Then she’s back in her cell, and the twine is a tangled bundle on the floor, and she paces back and forth, kicking it into the corners as on her very worst days. She has read the note, and understood. She knows that she and Otto now have a weapon, that they can throw away this wretched life at any moment, when it becomes too unendurable. She doesn’t have to let herself be tormented further; she can, if she wants, end it this minute, while there’s still a last bit of happiness in her from her visit.
She walks around, talks to herself, laughs, cries.
They are listening outside the door. They say, “She’s lost it now. Is the straitjacket ready?”
The woman inside doesn’t notice. She is fighting the hardest struggle of her life. She pictures old Judge Fromm standing in front of her, his expression terribly serious as he tells her to wait till the very last minute, and maybe she would get to see her husband one last time.
And she agrees with him. Of course that’s the right answer: she has to wait, be patient, it might take months yet. But even if it’s just weeks, it’s so hard to wait. She knows what she’s like. She will fall into despair again, cry for hours, be despondent.

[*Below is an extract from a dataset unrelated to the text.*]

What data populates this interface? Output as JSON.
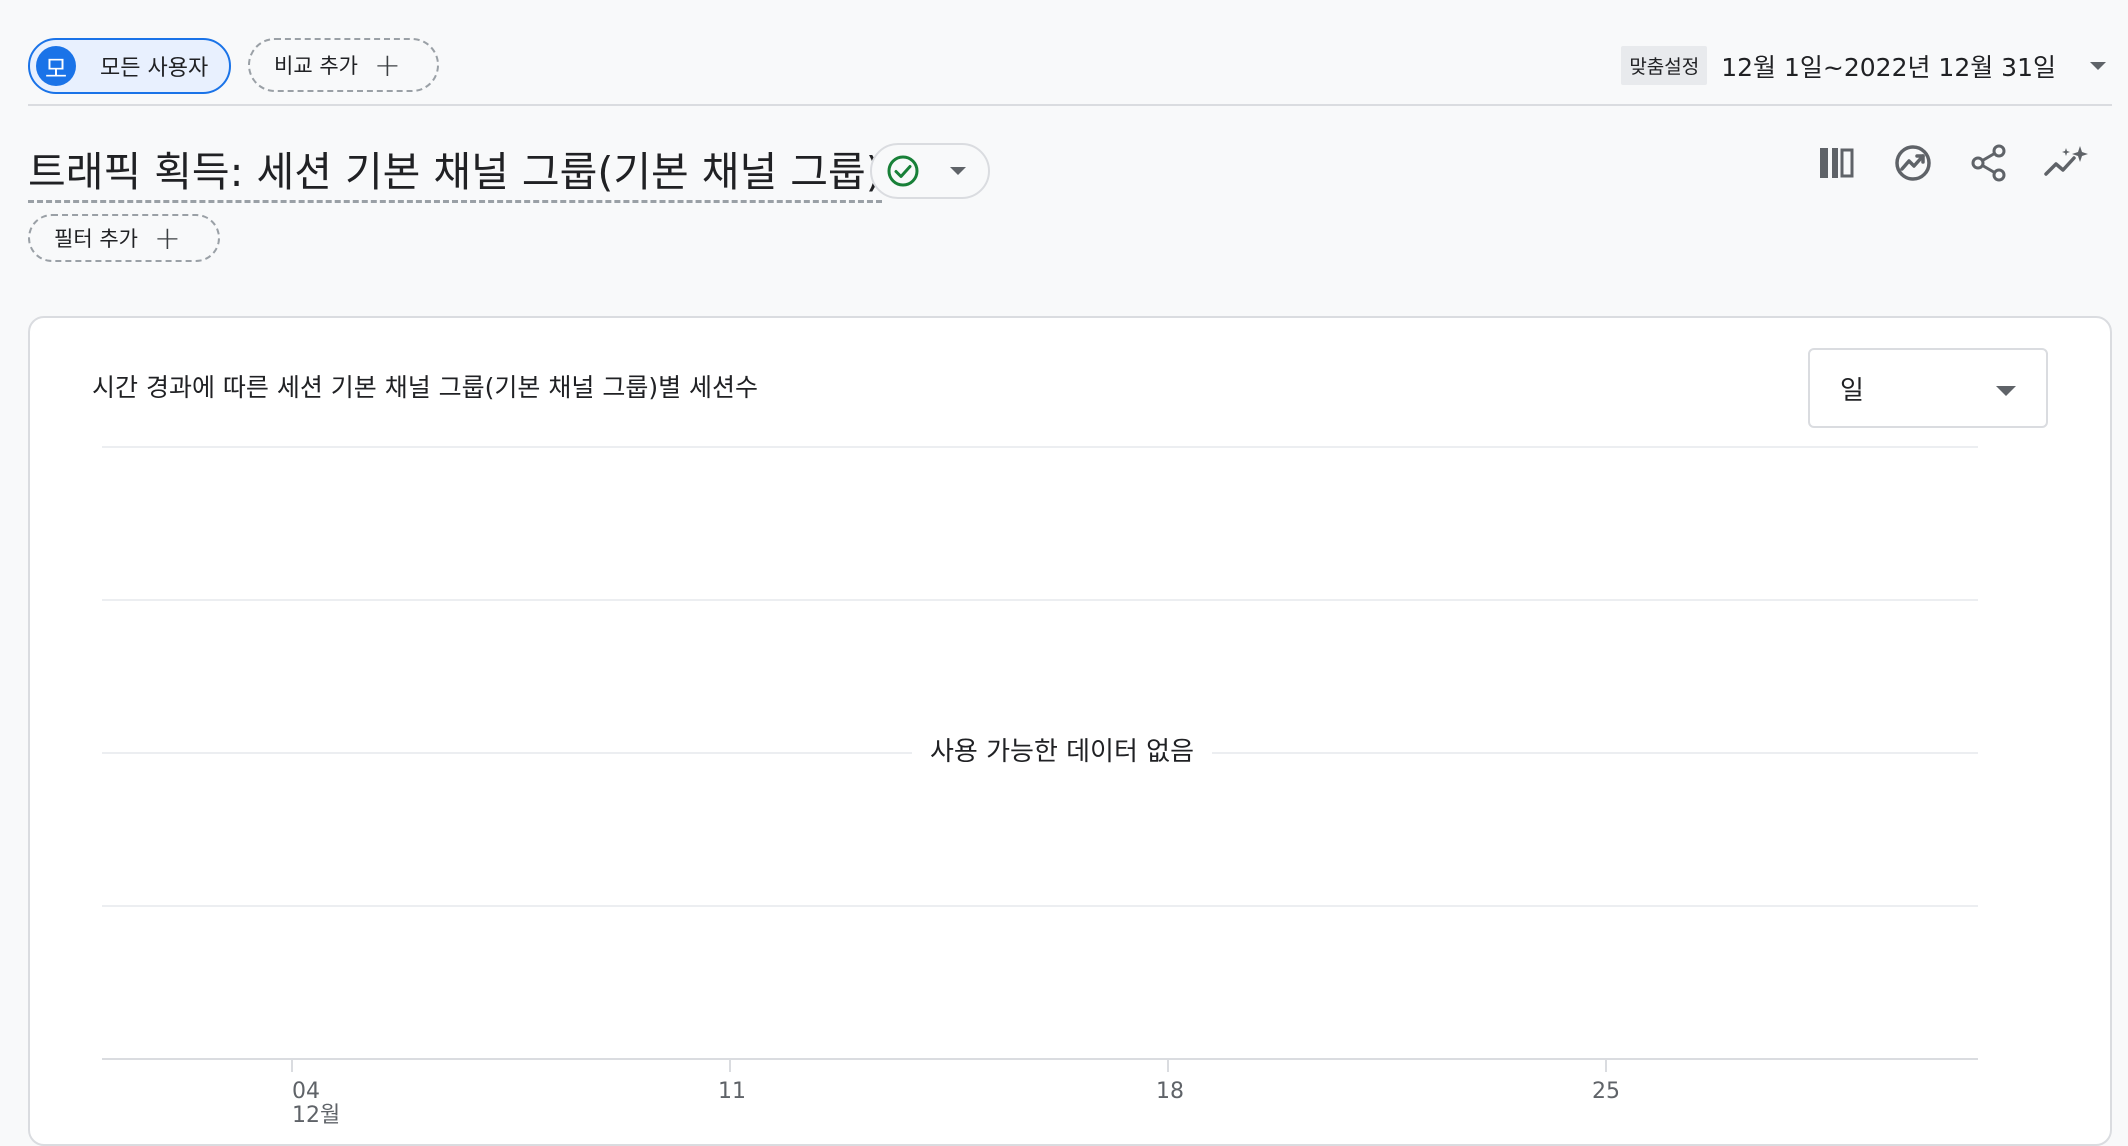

And they are all so rough with her, never a good word or a smile. The time will be hard to get through. She just needs to toy with it, with her tongue and her teeth, she doesn’t even have to mean it, just practice, and it will have happened. It’s so easy for her now—too easy!
That’s it. Sometime she will be weak and do it, and in the instant that she’s done it, the tiny instant between life and death, she will be sorry, more sorry than for anything in her life: by her weakness and her cowardice she will have robbed herself of the chance of maybe seeing Otto once more. He will be told the news of her death, and he will learn that she has stopped waiting for him, that she betrayed
him, that she was cowardly. And he will despise her—he, whose respect is the only thing that matters to her in the whole world.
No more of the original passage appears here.